Tectonic setting

Pearce (2008) has suggested that the E-MORB and OIB sources are enriched relative to N-MORB sources that are revealed by the high Ta/Yb and Th/Yb ratios yielding a MORB-OIB array (Fig. 10). Crust input, either by magma-crust interactions or by crustal recycling into magma sources, raises the Th/Yb ratios that plot above this MORB-OIB array. On the Ta/Yb vs Th/Yb diagram (Fig. 10), the lower unit basalts plot close to E-MORB within the array. On the other hand, the upper unit basalts and the felsic volcanics (except for the two felsic volcanic samples which plot close to E-MORB) plot mainly within the volcanic arc field.

Figure 10. Ta/Yb vs. Th/Yb diagram

Ta/Yb vs. Th/Yb diagram

Ta/Yb vs. Th/Yb diagram for the volcanic rocks of the Baghmara Formation. Data for N-MORB, E-MORB, OIB are after Sun and McDonough (1989). Fields after Pearce (1982, 2003). CA, Calc-alkaline; TH, tholeiite.

It is proposed that the Sonakhan greenstone belt contains rocks of both the oceanic plateau association and the island arc association. It is noteworthy that the lower unit pillowed oceanic plateau basalt and the upper unit basalt of the island arc association are not spatially related with unconformity in between them, although both the rock types were emplaced in different tectonic settings. The lower unit pillowed basalt and the upper unit basalt along with felsic volcanics occur even without any obvious structural discontinuity. This indicates that the relationship between these two lithotypes is primary and may indicate tectonic juxtaposition of the island arc association over the oceanic plateau association. This, in turn, may indicate co-existence of contemporaneous plume and arc magmatism in the Sonakhan greenstone belt. The plume derived plateau basalts occupy the lower part of the Baghmara Formation and predate the upper unit calc-alkaline basalt, andesite, dacite and rhyolite series of the Baghmara Formation of the island arc association. Thus, the Bhagmara Formation, as a whole, represents both plume type and island arc type volcanism (Fig. 11).
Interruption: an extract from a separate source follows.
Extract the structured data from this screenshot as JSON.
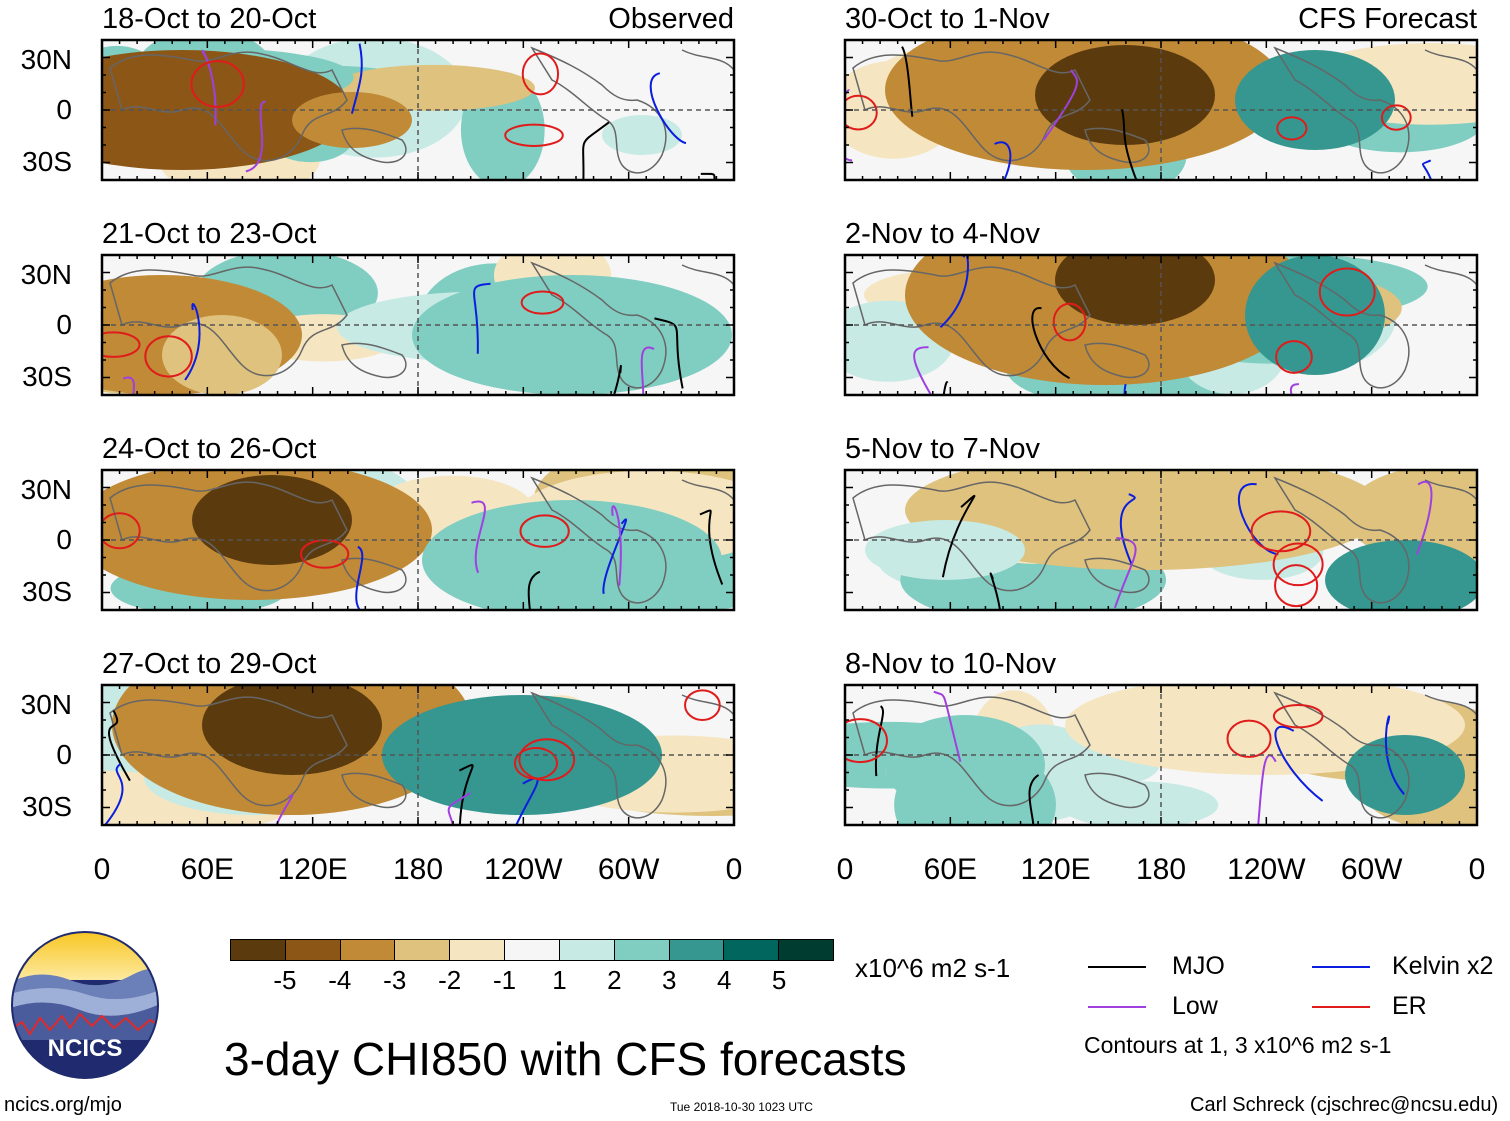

Figure 11. Geodynamic evolution of the Sonakhan Greenstone belt

Geodynamic evolution of the Sonakhan Greenstone belt

Cartoon showing the geodynamic evolution of the Sonakhan Greenstone belt. A. Eruption of the plume-related basalt forming the oceanic plateau (lower unit basalt of the Baghmara Formation). B. Subduction of the oceanic plate under the oceanic plateau resulting in arc-related magma.

The operation of the subduction process in this part of the Indian shield is also indicated by geochemical characteristics of the Baya gneisses (Hussain et al., 2004; Mondal et al., 2006). It appears that partial melting of the mantle wedge which was metasomatized by slab released – fluids has given rise to rocks of the basalt-andesite-dacite-rhyolite association of the upper unit basalt of the Baghmara Formation. Lithospheric extension in the overriding plate may have occurred in response to subduction slab-rollback resulting in the formation of an intra-arc basin where the clastics of the Arjuni Formation were deposited. In the absence of geochronological data, the timing of these processes remains speculative. However, based on the lithological make-up and the stratigraphic positions, a broad age band of Neoarchaean to Paleoproterozoic may be assigned to the Sonakhan greenstone belt. Hollings and Kerrich (2006) reported the presence of such compositionally diverse, spatially associated basaltic flows in the 2.7 Ga St. Joseph greenstone belt, Canada.